Polly Bullone sat on the divan, her mouth pulled into a straight line of angry disapproval. She held her hands clasped so tightly in her lap that the knuckles showed white. Diana stood beside her mother, fists clenched at her sides. She quivered with fury. Her gaze remained fixed, glaring at Orne.
“So my stupidity set up this little conference,” Orne said. He stood about five paces from Polly, hands on hips. The Admiral pacing away at his right was beginning to wear his nerves. “But you’d all better hear me out.” He glanced at ComGo. “ All of you.”
Admiral Spencer stopped pacing, glowered at Orne. “I have yet to hear a good reason for not tearing this place apart and getting to the bottom of this situation.”
“You… you traitor, Lewis,” Polly husked.
“I’m inclined to agree with you, Madame,” Spencer said. “Only from a different viewpoint.” He glanced at Stetson. “Any word yet on Scottie Bullone?”
“They’ll call me the minute they find him,” Stetson said. He sounded cautious, brooding.
“You were invited to the party here tonight, weren’t you, Admiral?” Orne asked.

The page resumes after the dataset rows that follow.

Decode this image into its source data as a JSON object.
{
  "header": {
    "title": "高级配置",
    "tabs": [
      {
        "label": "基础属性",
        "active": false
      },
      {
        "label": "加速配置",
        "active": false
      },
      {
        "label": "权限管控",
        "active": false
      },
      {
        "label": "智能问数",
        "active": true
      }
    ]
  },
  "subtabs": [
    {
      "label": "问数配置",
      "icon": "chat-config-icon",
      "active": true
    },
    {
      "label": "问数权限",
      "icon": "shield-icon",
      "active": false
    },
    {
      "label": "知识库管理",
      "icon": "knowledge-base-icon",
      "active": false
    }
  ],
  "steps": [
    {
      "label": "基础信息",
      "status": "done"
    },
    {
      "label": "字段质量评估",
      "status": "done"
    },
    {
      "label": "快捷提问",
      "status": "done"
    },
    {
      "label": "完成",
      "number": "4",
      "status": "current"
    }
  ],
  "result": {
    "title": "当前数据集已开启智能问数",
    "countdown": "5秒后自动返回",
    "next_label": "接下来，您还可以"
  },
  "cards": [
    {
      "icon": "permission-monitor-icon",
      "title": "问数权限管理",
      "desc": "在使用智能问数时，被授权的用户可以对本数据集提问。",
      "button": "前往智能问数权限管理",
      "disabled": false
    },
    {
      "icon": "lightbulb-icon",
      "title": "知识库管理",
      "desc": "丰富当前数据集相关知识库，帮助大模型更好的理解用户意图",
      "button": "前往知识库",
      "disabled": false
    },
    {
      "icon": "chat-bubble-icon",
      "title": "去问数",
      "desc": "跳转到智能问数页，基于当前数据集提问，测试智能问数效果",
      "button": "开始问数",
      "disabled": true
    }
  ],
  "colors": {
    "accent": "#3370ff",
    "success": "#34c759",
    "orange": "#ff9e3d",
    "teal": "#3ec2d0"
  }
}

“What’s that have to do with anything?” Spencer demanded.
“Are you prepared to imprison your wife and daughters for conspiracy?” Orne asked.
A tight smile played around Polly’s lips. Spencer opened his mouth, closed it without speaking.
“The Nathians are mostly women,” Orne said. “Your women-folk are among them.”
The Admiral looked like a man who’d been kicked in the stomach. “What… evidence?” he whispered.
“I have the evidence,” Orne said. “I’ll come to it in a moment.”
“Nonsense,” the Admiral blustered. “You can’t possibly carry out…”
“You’d better listen to him, Admiral,” Stetson said. “One thing you have to say about Orne, he’s worth listening to.”
“Then he’d better make sense!” Spencer growled.
“Here’s the way it goes,” Orne said. “The Nathians are mostly women. There were only a few accidental males and a few planned ones like me. That’s why there were no family names to trace—just a tight little female society, all working to positions of power through their men.”